A recent report by data company Genscape indicated that inventories at the national hub at Cushing, Oklahoma had risen by only 1.8 million barrels last week. If confirmed by American Petroleum Institute data later Tuesday and government data on Wednesday, that would represent a sharp drop in stockbuilding from the trend of recent weeks.

Reports from individual companies continue to add to evidence of the taps being turned off. Centennial Resource Development (NASDAQ:CDEV), Parsley Energy (NYSE:PE) and Diamondback (NASDAQ:FANG) all announced sharp cuts in production for the current quarter in their updates on Monday, adding to bigger cuts announced by Exxon Mobil (NYSE:XOM) and Chevron (NYSE:CVX) on Friday.

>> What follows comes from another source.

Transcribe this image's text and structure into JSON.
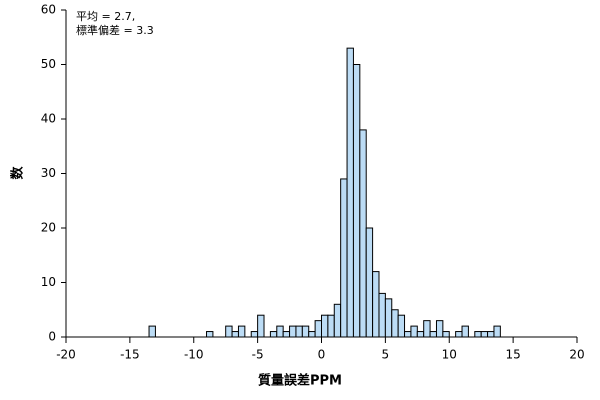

Continuing the theme, French oil giant Total said Tuesday that it now expects production of between 2.95 and 3 million barrels of oil a day in 2020, a reduction of at least 5% from previous 2020 forecasts.

This led Morgan Stanley (NYSE:MS)'s analysts to suggest, in a research note, that “the greatest mismatch in supply/demand is probably behind us.”

“From here on, demand will likely improve slowly, and the supply side adjustment is likely to gather pace,” the investment bank continued. “The rebalancing will likely be drawn out and have its fits and starts but it will be rebalancing nonetheless.”

This follows on from Goldman Sachs (NYSE:GS) Monday raising its 2021 forecast for global benchmark Brent crude prices to $55.63 per barrel from $52.50 earlier, and lifting its estimate for West Texas Intermediate crude to $51.38 a barrel from $48.50 previously.